Time-till-breakdown and scalp electrical potential maps of long-range apparent motion.

Abstract

A series of psychophysical and electrophysiological experiments is reported using the apparent motion (AM) breakdown effect. Breakdown describes an effect in AM in which, during continuous viewing, the percept of smooth of a single stimulus alternates with the percept of two discrete alternating stimuli. Visual evoked potentials (VEPs) were recorded during periods of motion or breakdown ("nonmotion") in horizontal and vertical displays. VEPs were compared with synthetic VEPs ("composite-flash") produced by adding VEPs to each element of the display recorded in isolation. Subtraction of VEPs was used in an attempt to compare the electrical responses with the processing of information relating to the form of the stimulus, subthreshold motion processing, and suprathreshold motion processing.
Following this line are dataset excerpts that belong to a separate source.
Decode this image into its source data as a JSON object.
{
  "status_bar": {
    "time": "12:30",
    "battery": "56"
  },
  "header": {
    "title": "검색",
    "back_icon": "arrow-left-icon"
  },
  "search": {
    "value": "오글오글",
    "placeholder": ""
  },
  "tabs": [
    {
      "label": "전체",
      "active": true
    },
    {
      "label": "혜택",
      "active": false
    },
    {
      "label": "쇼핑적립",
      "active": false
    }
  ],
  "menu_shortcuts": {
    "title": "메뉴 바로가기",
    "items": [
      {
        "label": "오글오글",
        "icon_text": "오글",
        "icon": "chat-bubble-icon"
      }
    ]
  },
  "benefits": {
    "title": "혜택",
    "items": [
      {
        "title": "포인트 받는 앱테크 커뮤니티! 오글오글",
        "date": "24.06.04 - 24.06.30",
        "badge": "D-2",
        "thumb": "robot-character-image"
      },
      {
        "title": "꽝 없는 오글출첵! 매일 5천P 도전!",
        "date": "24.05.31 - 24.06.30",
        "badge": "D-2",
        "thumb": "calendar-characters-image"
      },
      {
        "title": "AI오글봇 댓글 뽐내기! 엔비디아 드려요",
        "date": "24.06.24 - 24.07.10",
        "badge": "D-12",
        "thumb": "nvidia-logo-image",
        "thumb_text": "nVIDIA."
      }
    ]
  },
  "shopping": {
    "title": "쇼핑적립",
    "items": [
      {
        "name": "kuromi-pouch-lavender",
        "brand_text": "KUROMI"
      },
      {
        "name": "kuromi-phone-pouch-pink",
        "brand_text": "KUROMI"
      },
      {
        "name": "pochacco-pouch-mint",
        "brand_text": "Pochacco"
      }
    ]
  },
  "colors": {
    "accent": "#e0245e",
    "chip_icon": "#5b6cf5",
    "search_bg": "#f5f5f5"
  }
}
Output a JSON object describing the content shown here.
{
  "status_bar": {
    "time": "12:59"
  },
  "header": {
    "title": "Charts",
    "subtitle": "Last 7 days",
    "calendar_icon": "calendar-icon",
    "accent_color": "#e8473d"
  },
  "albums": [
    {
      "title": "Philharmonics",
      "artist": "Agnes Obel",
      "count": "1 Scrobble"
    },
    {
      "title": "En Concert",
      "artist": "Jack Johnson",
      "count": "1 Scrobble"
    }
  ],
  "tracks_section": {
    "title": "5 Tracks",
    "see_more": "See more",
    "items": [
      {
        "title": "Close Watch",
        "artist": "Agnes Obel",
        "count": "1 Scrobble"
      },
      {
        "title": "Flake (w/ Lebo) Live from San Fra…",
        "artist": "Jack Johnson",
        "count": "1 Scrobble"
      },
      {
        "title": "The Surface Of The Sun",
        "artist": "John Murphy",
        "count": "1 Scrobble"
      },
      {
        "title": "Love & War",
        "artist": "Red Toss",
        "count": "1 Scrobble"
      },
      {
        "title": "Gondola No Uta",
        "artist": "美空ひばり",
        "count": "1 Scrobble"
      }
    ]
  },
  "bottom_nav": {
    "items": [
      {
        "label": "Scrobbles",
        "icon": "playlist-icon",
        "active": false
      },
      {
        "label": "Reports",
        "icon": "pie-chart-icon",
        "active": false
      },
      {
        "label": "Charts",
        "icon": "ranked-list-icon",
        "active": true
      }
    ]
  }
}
The results, presented as scalp electrical potential distribution maps, were interpreted as consistent with a central adaptation process underlying the breakdown effect. The results also indicated that the hemispheric asymmetries in AM VEPs described by Manning, Finlay, and Fenelon (1988) were most likely due to the position of the stimuli in the visual field, rather than as a lateralization of motion processes per se. The results also provided evidence that the subthreshold and suprathreshold motion responses to the display were the product of different populations of motion units.